Step 1-2: Document Ingestion
CREATE TABLE knowledge_base (
chunk_id NUMBER GENERATED ALWAYS AS IDENTITY,
doc_name VARCHAR2(500),
chunk_text CLOB,
chunk_vector VECTOR(1536, FLOAT32),
created_dt DATE DEFAULT SYSDATE
);
-- Ingest a document: chunk and embed
DECLARE
l_chunks APEX_T_VARCHAR2;
BEGIN
-- Split document into chunks (e.g., by paragraph)
l_chunks := APEX_STRING.SPLIT(l_document_text, CHR(10) || CHR(10));
FOR i IN 1 .. l_chunks.COUNT LOOP
IF LENGTH(l_chunks(i)) > 50 THEN -- Skip very short chunks
INSERT INTO knowledge_base (doc_name, chunk_text, chunk_vector)
VALUES (
p_doc_name,
l_chunks(i),
DBMS_VECTOR.UTL_TO_EMBEDDING(l_chunks(i),
JSON('{"provider":"database","model":"doc_model_v1"}'))
);
END IF;
END LOOP;
COMMIT;
END;
Step 3: Retrieval
-- Find the 5 most relevant chunks for the user's question
SELECT chunk_id, chunk_text,
VECTOR_DISTANCE(chunk_vector, :question_vector, COSINE) AS distance
FROM knowledge_base
ORDER BY VECTOR_DISTANCE(chunk_vector, :question_vector, COSINE)
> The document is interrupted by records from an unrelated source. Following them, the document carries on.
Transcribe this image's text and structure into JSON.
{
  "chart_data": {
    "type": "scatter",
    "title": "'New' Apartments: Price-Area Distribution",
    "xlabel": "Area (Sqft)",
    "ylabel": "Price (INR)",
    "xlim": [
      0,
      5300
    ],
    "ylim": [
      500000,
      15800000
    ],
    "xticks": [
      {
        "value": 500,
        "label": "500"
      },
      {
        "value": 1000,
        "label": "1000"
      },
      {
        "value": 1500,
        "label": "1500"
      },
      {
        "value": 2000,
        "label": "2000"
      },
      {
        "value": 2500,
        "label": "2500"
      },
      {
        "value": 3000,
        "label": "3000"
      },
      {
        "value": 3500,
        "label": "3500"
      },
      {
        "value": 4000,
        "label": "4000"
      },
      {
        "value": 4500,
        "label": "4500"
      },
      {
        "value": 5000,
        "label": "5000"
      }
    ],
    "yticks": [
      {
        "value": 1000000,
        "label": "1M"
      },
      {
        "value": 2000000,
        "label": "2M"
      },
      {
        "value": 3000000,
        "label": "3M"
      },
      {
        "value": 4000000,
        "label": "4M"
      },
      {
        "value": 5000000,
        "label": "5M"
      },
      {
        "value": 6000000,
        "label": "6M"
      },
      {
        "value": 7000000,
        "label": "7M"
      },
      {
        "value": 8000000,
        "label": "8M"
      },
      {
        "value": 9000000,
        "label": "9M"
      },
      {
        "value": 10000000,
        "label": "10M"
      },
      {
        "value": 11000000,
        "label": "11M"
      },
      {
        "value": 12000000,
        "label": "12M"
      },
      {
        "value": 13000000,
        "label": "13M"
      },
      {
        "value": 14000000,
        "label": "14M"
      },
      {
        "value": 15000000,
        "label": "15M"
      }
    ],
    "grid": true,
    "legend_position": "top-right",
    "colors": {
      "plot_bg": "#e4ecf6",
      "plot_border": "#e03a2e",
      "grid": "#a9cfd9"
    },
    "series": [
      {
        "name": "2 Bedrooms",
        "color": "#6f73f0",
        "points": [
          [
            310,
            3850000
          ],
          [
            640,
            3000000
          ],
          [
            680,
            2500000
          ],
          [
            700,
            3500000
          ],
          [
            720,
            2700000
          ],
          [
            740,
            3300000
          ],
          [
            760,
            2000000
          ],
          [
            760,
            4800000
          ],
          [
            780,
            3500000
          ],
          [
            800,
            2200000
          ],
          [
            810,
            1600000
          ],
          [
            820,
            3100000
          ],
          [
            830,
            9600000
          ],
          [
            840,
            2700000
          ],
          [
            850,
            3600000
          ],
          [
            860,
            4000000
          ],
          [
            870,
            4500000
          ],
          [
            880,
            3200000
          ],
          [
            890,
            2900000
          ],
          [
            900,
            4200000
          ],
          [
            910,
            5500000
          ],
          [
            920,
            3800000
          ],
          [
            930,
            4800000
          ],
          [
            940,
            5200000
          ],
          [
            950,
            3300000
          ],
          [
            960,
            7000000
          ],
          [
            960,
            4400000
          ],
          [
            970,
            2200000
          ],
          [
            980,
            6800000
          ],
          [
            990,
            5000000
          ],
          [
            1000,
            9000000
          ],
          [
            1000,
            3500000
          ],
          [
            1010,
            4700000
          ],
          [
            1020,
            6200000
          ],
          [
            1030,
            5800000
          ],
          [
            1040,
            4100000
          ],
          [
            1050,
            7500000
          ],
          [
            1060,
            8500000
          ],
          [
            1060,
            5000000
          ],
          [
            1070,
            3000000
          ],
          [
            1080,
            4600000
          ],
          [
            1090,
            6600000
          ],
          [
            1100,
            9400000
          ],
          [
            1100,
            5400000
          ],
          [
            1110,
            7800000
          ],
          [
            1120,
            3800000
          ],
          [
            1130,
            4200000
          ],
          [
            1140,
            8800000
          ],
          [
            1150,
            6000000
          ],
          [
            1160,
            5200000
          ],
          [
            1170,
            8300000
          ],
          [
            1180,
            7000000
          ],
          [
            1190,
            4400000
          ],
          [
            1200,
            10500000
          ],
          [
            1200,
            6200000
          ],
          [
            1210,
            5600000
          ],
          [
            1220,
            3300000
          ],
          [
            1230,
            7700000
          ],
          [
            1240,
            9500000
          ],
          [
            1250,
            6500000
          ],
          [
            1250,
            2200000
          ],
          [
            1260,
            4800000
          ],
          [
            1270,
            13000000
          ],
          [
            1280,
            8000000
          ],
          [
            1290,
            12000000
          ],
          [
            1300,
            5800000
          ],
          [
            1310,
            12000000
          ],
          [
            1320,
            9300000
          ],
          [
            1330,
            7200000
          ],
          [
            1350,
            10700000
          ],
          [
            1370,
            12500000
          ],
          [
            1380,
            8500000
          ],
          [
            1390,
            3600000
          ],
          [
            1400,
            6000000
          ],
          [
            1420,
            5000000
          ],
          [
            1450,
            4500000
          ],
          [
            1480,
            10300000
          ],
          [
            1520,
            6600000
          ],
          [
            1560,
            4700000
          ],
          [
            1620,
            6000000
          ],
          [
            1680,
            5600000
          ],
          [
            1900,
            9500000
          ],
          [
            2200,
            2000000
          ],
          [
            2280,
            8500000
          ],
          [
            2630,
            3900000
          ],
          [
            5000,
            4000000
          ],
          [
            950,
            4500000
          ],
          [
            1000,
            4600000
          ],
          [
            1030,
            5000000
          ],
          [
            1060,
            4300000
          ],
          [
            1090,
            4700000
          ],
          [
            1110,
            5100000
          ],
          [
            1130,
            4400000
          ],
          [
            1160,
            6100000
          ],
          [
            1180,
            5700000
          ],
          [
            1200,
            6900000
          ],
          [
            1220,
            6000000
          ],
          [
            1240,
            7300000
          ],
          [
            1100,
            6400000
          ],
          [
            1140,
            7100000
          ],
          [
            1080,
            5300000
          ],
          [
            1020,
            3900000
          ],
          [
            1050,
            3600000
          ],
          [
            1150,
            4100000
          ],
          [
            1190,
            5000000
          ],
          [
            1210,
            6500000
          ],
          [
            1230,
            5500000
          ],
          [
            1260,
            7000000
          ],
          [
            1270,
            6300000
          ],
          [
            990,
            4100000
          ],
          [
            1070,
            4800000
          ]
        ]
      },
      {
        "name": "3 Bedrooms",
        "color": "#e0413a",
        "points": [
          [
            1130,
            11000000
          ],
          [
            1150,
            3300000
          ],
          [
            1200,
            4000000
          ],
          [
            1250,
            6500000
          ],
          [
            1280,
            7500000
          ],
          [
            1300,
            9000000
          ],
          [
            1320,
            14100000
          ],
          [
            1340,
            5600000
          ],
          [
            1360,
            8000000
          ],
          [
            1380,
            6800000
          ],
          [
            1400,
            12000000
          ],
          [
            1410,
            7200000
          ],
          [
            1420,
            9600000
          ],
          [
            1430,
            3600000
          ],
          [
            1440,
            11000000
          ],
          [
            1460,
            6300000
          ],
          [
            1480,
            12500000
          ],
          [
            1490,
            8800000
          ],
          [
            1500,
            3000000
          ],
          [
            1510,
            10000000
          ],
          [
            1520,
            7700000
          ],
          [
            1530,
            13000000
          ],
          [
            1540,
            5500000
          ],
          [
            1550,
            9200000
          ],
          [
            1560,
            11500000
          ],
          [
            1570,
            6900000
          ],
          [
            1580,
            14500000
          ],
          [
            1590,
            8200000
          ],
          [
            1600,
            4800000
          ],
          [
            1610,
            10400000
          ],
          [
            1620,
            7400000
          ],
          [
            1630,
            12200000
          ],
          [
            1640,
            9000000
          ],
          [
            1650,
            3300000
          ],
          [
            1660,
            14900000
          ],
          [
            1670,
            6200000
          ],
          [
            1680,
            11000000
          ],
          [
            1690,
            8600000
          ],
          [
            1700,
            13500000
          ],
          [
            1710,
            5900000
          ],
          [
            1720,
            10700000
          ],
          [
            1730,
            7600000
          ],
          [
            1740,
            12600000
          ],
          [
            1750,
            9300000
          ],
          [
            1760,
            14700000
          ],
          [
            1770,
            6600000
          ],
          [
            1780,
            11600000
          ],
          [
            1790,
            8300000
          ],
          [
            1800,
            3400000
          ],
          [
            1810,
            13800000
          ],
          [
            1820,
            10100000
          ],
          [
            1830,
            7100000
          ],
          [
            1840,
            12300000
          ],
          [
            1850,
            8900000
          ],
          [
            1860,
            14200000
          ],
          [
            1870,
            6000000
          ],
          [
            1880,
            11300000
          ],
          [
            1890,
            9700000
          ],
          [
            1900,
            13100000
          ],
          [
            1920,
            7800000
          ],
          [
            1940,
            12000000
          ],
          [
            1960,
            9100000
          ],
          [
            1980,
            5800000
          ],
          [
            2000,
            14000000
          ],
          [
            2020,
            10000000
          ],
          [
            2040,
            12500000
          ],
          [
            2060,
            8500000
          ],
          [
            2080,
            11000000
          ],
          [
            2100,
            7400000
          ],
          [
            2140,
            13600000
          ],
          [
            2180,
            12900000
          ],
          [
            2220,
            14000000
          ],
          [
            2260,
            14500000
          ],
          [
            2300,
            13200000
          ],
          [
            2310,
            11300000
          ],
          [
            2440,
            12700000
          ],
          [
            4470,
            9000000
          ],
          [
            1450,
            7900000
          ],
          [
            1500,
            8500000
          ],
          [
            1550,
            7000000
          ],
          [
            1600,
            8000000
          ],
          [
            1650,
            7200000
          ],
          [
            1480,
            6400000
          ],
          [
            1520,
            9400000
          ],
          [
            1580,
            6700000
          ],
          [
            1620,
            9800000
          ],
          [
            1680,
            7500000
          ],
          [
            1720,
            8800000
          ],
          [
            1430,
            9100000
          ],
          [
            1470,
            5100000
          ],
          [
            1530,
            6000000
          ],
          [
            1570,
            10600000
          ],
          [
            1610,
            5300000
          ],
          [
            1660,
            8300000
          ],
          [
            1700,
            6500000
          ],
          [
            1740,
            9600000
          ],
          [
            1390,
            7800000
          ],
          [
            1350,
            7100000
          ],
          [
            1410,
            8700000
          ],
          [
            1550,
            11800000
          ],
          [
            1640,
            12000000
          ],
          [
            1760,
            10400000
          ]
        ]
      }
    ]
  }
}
FETCH APPROXIMATE FIRST 5 ROWS ONLY;
Step 4: Generation
-- Build a prompt with retrieved context
l_prompt := 'Answer the following question based ONLY on the provided context. '
|| 'If the context does not contain the answer, say "I don''t have that information."'
|| CHR(10) || CHR(10) || 'Context:' || CHR(10) || l_retrieved_chunks
|| CHR(10) || CHR(10) || 'Question: ' || :P10_USER_QUESTION;
-- Call the LLM
l_answer := DBMS_CLOUD_AI.GENERATE(
prompt => l_prompt,
profile_name => 'RAG_PROFILE',
action => 'chat'
);
Building the APEX Interface
Create a chat-style APEX page with a text input for questions and a response region that displays the LLM’s answer. Include a “Sources” collapsible section showing the retrieved document chunks so users can verify the answer and drill into the original documents. Add a feedback mechanism (thumbs up/down) to track answer quality and identify gaps in your knowledge base.
Improving RAG Quality
Chunk size matters: too small and you lose context, too large and you dilute relevance. Start with 500 to 1000 character chunks with 100 character overlap between chunks. Add metadata filtering: if the user is asking about HR policies, filter chunks to only HR documents before vector search. Re-rank retrieved chunks using a cross-encoder model for more accurate relevance scoring. Monitor which questions get poor feedback and add better documentation to fill the gaps.